Qual è stata, le abbiamo chiesto, la prima cosa che ha fatto N. rientrando in casa? “Gli mancavano molto la sua cameretta e i suoi giochi. È appassionato di elettronica e mentre eravamo nel reparto di Rianimazione è “andato in fissa” con la GoPro. Ne parlava continuamente. Non vedeva l'ora di montarla sul casco della bici per fare i video delle sue corse”. Il personale sanitario, rimarca, ha detto che questo stimolo gli è stato molto utile per sopportare con coraggio i vari trattamenti, di certo poco piacevoli. "È stato davvero un guerriero, un super eroe". Ora quindi sa già che regalo fargli... “In realtà ora stiamo aspettando l'arrivo di una “postazione volante”. Per lui l'importante è che si corra”.

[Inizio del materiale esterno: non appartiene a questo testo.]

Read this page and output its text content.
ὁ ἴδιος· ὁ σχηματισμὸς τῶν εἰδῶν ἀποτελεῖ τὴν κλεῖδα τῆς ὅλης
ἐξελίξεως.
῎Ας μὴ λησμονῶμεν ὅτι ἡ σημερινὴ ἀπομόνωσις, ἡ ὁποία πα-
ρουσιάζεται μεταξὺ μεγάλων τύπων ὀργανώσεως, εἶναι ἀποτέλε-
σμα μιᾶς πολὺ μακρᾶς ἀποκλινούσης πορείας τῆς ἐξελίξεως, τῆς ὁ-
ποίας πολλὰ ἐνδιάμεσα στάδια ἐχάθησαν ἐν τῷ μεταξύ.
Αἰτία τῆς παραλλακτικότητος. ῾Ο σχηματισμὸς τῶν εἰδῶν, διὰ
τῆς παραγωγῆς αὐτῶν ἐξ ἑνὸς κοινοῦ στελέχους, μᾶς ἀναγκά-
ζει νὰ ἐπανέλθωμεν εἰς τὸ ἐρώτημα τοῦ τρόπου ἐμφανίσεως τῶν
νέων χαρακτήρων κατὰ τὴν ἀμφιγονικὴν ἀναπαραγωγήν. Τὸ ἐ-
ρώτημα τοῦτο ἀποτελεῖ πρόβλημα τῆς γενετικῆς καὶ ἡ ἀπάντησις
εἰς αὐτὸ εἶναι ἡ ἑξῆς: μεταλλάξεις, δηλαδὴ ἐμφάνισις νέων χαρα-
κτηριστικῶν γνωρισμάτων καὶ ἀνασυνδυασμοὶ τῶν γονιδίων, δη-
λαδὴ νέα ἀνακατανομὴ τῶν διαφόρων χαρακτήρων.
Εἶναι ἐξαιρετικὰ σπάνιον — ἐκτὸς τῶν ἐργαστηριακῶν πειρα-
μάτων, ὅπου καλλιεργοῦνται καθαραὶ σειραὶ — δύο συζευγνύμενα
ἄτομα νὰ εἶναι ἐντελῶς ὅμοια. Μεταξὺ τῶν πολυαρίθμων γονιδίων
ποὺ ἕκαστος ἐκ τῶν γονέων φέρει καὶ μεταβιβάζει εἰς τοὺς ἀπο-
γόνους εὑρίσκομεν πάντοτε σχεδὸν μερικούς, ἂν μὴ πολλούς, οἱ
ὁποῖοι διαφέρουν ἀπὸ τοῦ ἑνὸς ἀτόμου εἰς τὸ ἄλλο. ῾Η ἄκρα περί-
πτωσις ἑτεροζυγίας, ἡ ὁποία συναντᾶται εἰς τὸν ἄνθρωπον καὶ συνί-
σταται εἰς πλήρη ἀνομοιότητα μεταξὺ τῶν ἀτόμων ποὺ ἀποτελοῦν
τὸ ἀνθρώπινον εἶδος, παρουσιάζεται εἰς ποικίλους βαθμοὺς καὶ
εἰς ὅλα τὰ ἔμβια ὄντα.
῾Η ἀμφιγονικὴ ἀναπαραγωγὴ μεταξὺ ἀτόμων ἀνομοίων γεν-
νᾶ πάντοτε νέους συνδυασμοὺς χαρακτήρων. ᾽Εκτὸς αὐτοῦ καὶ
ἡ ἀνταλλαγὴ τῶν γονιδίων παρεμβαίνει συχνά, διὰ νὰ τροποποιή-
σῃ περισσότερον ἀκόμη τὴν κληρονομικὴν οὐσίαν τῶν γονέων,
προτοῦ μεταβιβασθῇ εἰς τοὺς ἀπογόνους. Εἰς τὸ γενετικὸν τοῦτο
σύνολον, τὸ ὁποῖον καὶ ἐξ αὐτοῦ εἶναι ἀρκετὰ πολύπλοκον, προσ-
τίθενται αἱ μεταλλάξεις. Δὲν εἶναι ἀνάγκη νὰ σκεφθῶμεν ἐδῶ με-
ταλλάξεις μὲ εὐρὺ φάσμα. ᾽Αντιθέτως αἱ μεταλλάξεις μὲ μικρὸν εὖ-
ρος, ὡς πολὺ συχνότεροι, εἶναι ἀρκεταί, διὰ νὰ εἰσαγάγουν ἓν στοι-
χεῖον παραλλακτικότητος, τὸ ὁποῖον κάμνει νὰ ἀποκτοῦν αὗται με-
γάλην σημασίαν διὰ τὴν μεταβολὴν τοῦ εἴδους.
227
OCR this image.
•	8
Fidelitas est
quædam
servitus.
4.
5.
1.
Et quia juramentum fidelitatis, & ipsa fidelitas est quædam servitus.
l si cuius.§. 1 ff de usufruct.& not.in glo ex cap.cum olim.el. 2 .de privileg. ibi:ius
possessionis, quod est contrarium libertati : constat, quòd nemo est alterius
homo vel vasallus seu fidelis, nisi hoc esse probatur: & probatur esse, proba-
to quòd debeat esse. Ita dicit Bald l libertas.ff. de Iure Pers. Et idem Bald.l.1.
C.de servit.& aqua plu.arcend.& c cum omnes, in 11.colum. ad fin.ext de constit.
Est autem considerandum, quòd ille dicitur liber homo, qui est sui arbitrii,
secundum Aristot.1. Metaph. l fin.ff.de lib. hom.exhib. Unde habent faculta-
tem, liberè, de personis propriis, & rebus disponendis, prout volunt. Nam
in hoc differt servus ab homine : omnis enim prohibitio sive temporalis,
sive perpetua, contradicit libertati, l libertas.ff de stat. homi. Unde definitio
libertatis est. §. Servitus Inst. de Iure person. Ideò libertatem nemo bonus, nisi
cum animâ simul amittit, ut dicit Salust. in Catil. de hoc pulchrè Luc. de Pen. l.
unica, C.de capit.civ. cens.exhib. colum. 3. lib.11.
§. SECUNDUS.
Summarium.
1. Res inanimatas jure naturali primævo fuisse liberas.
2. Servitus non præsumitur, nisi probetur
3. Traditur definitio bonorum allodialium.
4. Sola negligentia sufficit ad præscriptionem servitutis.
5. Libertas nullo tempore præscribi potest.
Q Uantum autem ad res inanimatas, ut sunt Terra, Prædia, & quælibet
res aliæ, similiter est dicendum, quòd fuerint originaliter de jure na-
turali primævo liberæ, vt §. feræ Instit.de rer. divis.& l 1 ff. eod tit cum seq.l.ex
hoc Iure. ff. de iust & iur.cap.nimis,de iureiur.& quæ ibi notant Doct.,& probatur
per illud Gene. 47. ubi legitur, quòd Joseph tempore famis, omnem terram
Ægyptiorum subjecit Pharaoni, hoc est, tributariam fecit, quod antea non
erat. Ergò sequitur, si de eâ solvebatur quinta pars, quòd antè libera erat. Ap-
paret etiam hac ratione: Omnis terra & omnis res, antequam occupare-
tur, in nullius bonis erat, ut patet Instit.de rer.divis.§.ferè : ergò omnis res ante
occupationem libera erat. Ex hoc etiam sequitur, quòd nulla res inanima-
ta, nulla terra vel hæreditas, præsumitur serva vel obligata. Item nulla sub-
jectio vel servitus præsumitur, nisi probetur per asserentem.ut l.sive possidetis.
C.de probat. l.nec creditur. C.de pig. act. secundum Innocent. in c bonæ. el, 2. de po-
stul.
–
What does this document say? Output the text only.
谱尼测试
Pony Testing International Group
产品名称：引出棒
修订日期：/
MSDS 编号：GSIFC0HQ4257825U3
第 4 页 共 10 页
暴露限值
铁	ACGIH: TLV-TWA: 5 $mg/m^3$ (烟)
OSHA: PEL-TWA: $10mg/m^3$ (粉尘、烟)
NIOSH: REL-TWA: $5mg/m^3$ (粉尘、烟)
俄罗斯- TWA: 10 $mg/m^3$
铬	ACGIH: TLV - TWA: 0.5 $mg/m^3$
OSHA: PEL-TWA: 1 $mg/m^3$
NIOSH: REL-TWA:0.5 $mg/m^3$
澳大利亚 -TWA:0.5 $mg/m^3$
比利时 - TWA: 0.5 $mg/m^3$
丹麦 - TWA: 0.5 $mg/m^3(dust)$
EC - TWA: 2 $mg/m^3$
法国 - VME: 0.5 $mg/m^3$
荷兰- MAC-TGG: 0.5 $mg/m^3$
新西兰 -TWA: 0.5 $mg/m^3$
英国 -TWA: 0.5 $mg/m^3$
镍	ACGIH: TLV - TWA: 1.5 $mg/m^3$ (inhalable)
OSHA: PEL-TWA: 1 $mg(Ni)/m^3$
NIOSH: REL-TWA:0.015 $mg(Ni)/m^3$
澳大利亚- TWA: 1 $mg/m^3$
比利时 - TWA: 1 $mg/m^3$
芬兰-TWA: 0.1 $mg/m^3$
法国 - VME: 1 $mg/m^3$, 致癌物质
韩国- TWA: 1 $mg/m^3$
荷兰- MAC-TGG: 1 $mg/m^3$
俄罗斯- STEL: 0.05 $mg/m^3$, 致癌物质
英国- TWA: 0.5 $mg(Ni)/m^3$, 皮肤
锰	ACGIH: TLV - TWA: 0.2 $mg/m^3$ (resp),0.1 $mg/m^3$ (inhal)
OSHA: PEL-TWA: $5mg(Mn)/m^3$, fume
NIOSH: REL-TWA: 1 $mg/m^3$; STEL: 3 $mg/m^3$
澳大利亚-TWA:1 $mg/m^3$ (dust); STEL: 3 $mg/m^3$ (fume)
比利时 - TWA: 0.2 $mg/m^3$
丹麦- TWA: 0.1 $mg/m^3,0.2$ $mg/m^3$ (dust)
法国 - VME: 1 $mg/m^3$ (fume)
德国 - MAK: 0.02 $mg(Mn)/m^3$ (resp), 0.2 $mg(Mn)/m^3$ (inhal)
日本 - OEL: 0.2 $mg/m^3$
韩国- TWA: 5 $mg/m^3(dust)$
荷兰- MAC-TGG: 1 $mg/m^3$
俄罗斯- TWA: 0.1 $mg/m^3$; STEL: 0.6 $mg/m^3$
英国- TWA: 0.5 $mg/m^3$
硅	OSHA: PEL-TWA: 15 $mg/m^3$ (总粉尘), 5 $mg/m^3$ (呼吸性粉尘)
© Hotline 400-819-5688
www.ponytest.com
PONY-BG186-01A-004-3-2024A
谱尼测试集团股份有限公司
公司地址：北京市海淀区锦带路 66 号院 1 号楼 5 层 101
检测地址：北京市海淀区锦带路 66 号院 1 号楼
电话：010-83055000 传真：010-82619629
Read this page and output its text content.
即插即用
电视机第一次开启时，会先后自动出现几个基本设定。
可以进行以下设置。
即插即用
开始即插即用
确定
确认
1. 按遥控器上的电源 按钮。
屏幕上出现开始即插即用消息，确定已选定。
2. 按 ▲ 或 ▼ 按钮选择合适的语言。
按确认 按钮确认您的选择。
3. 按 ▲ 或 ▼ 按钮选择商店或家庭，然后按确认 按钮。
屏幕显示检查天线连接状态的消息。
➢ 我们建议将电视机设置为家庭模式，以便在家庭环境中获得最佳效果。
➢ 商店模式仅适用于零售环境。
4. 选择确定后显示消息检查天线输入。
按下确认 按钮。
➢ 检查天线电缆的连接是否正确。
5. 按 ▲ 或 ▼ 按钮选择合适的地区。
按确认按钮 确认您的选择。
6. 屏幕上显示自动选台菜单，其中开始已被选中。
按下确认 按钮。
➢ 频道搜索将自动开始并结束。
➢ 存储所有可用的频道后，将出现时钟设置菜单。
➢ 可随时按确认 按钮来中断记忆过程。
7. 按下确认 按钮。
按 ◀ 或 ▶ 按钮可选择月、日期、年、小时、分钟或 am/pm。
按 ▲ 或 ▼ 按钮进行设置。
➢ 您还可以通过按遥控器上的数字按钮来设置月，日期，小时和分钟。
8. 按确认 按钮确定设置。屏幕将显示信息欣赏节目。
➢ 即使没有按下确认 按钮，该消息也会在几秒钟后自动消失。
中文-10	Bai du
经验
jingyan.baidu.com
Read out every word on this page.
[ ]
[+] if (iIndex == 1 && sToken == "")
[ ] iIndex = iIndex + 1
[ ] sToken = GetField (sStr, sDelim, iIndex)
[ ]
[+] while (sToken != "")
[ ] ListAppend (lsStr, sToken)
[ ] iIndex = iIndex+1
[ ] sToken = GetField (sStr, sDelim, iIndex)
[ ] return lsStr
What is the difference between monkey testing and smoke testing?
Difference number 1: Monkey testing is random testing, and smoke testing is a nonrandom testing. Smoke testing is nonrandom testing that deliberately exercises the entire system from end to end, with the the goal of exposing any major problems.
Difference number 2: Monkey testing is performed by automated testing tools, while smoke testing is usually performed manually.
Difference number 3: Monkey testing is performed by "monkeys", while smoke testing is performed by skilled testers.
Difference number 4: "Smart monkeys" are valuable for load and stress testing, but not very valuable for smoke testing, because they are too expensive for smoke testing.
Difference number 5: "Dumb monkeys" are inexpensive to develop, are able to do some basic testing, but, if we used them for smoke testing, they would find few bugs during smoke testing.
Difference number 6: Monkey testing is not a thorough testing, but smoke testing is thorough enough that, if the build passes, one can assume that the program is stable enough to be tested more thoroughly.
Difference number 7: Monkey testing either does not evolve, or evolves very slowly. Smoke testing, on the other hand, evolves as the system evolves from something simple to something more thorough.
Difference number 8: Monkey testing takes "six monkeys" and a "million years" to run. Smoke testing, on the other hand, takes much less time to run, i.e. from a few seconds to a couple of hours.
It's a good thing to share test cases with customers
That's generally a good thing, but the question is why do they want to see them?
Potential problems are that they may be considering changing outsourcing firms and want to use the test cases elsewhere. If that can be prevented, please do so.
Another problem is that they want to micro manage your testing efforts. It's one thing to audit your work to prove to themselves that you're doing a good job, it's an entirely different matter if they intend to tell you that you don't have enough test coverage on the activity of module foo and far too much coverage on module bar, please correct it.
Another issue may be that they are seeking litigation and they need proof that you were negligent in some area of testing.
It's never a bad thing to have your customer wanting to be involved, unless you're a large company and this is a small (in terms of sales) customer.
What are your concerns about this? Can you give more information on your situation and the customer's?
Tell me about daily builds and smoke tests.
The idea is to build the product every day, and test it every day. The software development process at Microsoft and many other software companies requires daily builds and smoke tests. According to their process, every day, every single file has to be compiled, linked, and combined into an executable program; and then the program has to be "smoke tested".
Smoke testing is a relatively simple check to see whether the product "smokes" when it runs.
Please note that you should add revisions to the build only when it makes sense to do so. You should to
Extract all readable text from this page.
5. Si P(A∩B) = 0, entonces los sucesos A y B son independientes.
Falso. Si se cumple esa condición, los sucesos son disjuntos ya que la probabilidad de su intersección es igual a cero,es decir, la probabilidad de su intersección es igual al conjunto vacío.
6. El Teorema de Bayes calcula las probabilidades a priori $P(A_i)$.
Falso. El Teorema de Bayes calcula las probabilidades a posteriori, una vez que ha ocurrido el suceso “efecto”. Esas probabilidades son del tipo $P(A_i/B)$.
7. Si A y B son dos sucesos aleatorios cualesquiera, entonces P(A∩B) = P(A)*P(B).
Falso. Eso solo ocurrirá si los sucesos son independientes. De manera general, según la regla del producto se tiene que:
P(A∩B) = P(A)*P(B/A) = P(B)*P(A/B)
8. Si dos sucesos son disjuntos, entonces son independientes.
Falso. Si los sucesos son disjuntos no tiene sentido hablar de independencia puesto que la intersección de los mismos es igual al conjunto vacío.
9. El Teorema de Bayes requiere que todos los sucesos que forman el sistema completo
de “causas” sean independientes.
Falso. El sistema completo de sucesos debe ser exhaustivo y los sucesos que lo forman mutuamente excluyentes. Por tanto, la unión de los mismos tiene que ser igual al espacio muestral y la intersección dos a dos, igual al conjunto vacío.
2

Il peggio dunque è passato. Il bambino è già tornato, anche se con le dovute cautele e per un raggio a dir poco ridotto, a correre sulla sua amata bicicletta. “Ho voluto raccontare la nostra storia per dire ai genitori di non sottovalutare i sintomi dei propri figli, anche se non coinvolgono l'apparato respiratorio. Gli effetti del coronavirus – le è stato spiegato dagli esperti – sono ancora poco conosciuti, soprattutto sui bambini”. “Se c'è qualcosa che non va, – rimarca – non aspettate. Chiedete subito una visita”. Infine, prima di chiudere una telefonata che ha toccato molto anche l'ascoltatore, C. ha voluto fortemente ringraziare tutte le persone che le sono stati vicino, con messaggi o aiuti più o meno concreti: "Siamo stati sommersi dall'affetto di tante persone e non ce ne dimenticheremo. In queste situazioni - conclude - i gesti di solidarietà sono di grande sostegno, direi fondamentali".